Taking up my usual position, I tried chatting up the very tall younger man standing next to me. I was curious how deep his interest in the band went, so I asked, apropos of nothing.

He looked nothing short of fully shocked that I'd instigated a conversation, but shared his enthusiasm for the band. After some face to face conversation, he kindly inquired if I could see well enough given the sold-out crowd in front of us. Explaining that at 5'5" I can never really get a great view, he moved behind me and gestured for me to stand in front of him.

I was terribly impressed with his thoughtfulness.

But from there, my evening unfolded like it was 1989 again, and not just because I was dancing for the next two hours. Because I was alone, several guys born while John Lennon was still in the Beatles decided to engage with me, talking about how good the band was, making jokes about people in the crowd, offering to buy me drinks, trying to make me laugh.

Hitting on me, plain and simple.

Which wasn't why I was at the show. But it occurred to me right then and there that they hadn't hesitated to come talk to me in an effort to try to connect with me. They were working it old-school style.

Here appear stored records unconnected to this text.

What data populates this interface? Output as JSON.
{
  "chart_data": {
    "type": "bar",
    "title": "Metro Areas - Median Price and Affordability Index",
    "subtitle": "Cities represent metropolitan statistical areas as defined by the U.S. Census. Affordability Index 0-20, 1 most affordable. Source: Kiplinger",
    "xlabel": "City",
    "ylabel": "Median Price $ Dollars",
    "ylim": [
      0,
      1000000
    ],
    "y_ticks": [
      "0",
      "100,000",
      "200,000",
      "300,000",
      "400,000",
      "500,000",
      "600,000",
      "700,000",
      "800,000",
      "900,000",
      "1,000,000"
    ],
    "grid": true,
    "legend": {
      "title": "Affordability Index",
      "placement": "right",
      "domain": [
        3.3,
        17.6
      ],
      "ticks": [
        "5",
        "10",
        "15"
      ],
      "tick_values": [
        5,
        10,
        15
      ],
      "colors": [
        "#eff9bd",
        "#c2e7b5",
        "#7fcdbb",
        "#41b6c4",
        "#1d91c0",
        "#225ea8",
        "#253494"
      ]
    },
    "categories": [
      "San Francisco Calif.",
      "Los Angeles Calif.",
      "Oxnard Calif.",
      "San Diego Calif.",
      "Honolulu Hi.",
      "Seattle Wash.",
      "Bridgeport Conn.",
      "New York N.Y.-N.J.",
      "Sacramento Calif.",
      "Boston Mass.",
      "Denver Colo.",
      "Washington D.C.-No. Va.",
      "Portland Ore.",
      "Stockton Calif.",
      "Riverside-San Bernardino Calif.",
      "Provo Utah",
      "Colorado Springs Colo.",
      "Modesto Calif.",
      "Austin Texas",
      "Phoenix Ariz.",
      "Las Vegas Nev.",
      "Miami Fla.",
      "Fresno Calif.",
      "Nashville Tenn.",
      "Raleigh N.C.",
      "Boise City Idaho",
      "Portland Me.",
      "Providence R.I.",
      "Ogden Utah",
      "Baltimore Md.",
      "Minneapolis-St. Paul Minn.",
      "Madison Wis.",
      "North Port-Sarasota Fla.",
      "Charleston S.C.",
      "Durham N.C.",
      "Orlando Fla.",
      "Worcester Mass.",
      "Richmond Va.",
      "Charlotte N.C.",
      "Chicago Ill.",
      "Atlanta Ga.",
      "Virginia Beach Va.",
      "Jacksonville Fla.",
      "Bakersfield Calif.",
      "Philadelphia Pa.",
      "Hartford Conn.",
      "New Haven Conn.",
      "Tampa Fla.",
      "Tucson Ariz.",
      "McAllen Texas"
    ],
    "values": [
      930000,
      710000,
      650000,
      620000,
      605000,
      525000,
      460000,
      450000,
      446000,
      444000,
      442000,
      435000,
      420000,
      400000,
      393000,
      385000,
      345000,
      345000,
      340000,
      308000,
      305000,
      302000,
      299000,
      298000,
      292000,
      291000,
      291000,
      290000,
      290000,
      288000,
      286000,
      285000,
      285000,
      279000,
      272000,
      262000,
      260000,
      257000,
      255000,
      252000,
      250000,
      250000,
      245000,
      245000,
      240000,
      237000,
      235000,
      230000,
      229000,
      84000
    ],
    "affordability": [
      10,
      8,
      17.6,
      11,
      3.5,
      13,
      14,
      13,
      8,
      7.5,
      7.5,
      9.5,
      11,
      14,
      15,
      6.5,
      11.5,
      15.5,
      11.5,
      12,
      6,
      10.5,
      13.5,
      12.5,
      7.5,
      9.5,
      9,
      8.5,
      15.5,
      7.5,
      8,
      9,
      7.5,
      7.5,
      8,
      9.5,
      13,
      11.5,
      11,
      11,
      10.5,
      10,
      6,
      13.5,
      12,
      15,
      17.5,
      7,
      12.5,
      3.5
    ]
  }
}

I go to Gallery 5 for shows all the time and I never see this happen. I'm the consummate observer when I'm out, but I just don't see 20-somethings making the effort to hit on each other at a show. You already have a band in common, so why the hell not?

What I do see is a lot of people on their phones - checking Facebook, filming or taking pictures and Instagramming, checking texts - while a band is singing and playing their hearts out right in front of them.

But not talking to strangers they're attracted to.

True, not everyone sees a person who catches their eye at a show, but surely it's a generational statement that it can happen to a dinosaur like me and not to the manic pixie dream girl types I'm surrounded by at these shows.

Is it because they're on Tinder and swiping their way to meeting yet another someone? As the writer of the article put it, "Maybe romance is still there, we just don't know what it looks like now."

Yeesh, at the risk of sounding like Yoko Ono ("The regret of my life is that I have not said 'I love you' often enough"), I think I'd find out about romance by talking to people's faces and not waste time swiping in search of someone to say it to.

I know, I know, how utterly prehistoric of me.


  1. More from Yoko:

  2. "May we make the new year's right judgement—the right moves at the right time and the right place for ourselves and others—and make this planet earth an oasis for the universe." Amen, Yoko.